Oberti noted the Province of British Columbia primarily controls the approval process. “If all goes well it may take from a minimum of 18 months to an expected maximum of 36 months. If it were to take much longer it is doubtful that the effort to create the project will be sustained,” said Oberti. He explained they plan to work seriously to break ground in the shortest possible time. “[Once] we achieve sufficient certainty of the approvals to place orders for lifts and to do the engineering in the necessary sequence, we can construct the opening phase in nine months.” Oberti expects to achieve a “world-class ski area and the only truly year-round ski area,” either in the opening phase or in the following year. However, Oberti cautions, “it will take about ten years to achieve what I would call the critical mass of the project, when the facilities will have reached ‘maturity.’”

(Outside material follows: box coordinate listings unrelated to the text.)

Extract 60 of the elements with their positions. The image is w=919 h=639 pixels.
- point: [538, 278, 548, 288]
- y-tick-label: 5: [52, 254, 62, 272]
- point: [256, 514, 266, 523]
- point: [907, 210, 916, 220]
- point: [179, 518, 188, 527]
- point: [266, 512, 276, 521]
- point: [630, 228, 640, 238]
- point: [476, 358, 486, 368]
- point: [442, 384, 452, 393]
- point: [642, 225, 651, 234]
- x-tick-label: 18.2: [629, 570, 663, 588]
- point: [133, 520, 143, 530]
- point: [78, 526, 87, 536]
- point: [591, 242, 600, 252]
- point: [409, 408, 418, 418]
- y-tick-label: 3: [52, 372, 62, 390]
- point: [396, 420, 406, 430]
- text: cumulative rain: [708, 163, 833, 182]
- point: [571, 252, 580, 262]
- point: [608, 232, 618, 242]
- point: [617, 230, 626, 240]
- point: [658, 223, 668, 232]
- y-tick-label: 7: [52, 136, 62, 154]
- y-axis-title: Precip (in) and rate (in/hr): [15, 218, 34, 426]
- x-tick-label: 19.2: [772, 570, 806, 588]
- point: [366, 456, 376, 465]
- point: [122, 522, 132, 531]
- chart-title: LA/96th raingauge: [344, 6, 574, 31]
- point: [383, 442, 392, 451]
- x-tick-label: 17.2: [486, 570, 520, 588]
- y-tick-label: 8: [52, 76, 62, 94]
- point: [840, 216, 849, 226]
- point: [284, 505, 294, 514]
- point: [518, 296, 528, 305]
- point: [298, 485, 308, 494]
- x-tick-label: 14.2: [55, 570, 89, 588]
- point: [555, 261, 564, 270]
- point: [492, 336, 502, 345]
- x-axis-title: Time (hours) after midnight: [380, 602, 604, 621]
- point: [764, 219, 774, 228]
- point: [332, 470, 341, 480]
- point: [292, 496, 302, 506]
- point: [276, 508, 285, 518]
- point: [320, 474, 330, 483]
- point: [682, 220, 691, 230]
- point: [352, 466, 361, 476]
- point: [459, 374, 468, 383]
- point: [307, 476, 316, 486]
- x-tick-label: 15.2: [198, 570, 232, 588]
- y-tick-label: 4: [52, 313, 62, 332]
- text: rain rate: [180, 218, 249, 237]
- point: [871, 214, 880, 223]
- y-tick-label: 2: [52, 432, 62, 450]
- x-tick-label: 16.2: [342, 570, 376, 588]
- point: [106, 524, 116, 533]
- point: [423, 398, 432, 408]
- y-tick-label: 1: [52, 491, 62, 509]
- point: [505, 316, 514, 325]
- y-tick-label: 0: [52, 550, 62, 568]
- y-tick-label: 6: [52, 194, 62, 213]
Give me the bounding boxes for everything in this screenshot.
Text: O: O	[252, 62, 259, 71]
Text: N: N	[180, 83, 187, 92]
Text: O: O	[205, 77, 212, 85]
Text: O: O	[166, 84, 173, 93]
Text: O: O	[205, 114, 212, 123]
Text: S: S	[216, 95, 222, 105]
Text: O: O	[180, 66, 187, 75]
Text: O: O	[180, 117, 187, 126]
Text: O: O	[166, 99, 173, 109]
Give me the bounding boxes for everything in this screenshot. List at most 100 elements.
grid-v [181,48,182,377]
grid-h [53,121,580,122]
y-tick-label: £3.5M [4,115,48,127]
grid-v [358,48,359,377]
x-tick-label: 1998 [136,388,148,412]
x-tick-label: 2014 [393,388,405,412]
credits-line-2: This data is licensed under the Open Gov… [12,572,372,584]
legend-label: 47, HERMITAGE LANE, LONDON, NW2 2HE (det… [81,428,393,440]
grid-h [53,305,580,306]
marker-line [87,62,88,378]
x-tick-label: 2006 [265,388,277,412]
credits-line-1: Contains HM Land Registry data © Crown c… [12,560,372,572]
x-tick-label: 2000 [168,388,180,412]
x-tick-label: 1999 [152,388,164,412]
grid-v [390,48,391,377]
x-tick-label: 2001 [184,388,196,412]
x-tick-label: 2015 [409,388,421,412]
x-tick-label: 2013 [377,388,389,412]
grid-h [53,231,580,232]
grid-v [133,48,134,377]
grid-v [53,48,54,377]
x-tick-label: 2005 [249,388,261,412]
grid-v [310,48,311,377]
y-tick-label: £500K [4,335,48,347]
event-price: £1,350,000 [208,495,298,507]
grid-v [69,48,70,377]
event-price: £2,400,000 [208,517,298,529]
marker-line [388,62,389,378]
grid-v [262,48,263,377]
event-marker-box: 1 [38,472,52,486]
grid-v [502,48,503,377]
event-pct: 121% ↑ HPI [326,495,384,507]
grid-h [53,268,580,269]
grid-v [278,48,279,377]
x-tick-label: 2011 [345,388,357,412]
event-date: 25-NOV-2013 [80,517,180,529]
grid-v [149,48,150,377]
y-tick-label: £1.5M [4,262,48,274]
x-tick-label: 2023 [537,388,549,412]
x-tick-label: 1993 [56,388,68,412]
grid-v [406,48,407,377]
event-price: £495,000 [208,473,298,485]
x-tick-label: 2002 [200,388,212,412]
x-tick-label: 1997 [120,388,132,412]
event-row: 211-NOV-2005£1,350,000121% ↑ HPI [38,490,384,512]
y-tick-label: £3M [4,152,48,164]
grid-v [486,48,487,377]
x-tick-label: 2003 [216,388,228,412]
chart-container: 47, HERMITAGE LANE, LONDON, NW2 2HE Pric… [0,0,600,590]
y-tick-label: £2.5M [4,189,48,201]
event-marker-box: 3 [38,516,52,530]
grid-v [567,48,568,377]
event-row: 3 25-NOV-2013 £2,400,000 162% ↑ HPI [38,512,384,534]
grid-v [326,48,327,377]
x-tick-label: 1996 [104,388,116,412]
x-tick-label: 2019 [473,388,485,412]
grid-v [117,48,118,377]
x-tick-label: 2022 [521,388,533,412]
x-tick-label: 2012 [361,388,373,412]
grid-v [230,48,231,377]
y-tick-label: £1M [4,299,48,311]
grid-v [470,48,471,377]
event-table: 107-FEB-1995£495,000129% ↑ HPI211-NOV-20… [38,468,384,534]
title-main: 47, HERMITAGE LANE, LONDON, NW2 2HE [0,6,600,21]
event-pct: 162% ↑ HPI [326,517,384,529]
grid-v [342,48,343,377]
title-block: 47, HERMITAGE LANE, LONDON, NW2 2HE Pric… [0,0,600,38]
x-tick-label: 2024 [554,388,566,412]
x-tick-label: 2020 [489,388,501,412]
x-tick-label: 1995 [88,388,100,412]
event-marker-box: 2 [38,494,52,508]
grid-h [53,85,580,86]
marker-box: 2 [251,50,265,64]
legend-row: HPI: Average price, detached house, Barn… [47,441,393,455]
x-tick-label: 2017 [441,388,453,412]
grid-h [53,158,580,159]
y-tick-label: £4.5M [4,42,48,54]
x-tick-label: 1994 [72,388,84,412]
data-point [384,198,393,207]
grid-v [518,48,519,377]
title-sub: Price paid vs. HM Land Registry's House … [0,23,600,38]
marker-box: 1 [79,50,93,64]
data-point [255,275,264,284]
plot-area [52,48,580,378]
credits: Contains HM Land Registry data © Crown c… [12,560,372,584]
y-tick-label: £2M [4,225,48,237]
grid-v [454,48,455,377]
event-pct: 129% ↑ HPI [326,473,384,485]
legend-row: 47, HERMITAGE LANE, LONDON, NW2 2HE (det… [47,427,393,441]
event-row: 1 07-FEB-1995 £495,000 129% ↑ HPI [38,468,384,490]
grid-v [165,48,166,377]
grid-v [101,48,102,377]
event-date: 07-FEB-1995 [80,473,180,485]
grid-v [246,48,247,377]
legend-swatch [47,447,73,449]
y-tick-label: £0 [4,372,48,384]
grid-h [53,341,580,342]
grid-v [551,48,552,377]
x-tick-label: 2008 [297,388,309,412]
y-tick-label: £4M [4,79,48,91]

Oberti believes the potential for Valemount’s growth, once an international destination has been created, will be substantial. “[It is] only limited by what the community and its council will allow. I believe that it would be appropriate for the Village of Valemount to consider preparing a master plan to determine its desired response to growth opportunities,” said Oberti.
Speaking for the Village of Valemount, Mayor Andru McCracken is pleased but cautious about Oberti’s project. “Oberto Oberti is a veteran at resort development and his experience shows,” said McCracken. He believes it is heartening that Oberti is trying to bring all the stakeholders together early on. “I’m not worried about the resort if it goes ahead. I’m sure it will be fantastic. What is more problematic are the implications for the Village.” McCracken is concerned the early knowledge of the project could unleash an “insatiable appetite” for second homes with multiple consequences. “I advise caution. Without planning we could be in a fix. Valemount would be a vibrant community, but most of us wouldn’t be able to afford it,” said McCracken. “I want to make sure we can afford to pay our taxes, and for those that don’t own a place, pay the rent. It’s important that our success provides an opportunity for the people who live here. We need vision. We need a plan. Not a top down plan; a community plan. We need to use our cohesion and use our gifts as a community to make this thing work.”
McCracken can understand if village and area residents are skeptical and believe it’s wise “not to put eggs in a basket that doesn’t even exist on paper yet.” Despite this very early stage, McCracken believes Oberti recognizes the great potential in Valemount. “I’m interested to see if residents support this. I do, but without widespread support any developer would run the other way.”
Every great project has a beginning. Marmot Basin, Kicking Horse and Lake Louise all started with an untouched mountain and a big dream. Of all the places in the world, Valemount has every reason to be skeptical and in the early stages of any project perhaps being cautiously optimistic is the best a struggling village can muster. However, the community can do its part by lending its support. It would be wise to engage all available stakeholders in such an endeavor as well as to present the Valley in the best possible light to potential investors, visitors and future residents.